As this is a collection of short stories, and not a novel, I have decided to pick my favourite story and give it the ‘first sentence last sentence’ treatment. The above sentence is from ‘Night Fishing’ which appears just after the halfway mark in the book. It’s not even six pages long but it definitely packs a punch and is the one story I kept on thinking about afterwards. In fact most of the stories here are quite short [well, obviously] and yet they all contain so much. The writing is extraordinarily varied with a mixture of first, second and third person narrators; young, old, male and female.
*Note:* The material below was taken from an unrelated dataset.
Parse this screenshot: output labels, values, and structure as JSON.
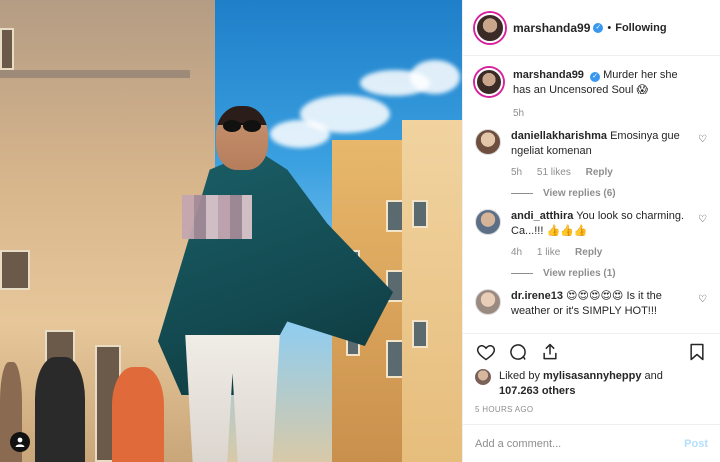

Here’s an example of a perfectly realised teenage boy’s voice:

Magda did different versions of me too: back views, side views, full-frontals. They were deadly – I looked like me, but not like myself, if you know what I mean. I was real proud of the painting and it was a good buzz, being at Magda’s, eating her weird cheese and stuff, and drinking coffee and yapping.

( Jackson and Jerusalem ).

These stories are teeming with memorable passages just like that one; here’s a brilliant depiction of a hangover:

I fumble in my head for her name; my throat is clotted with night-old wine and my brain swings in its cave, tharump tharump tharump.

( The Woman in the Waves )

Brilliant. I’d recommend these stories to anyone who enjoys fine writing.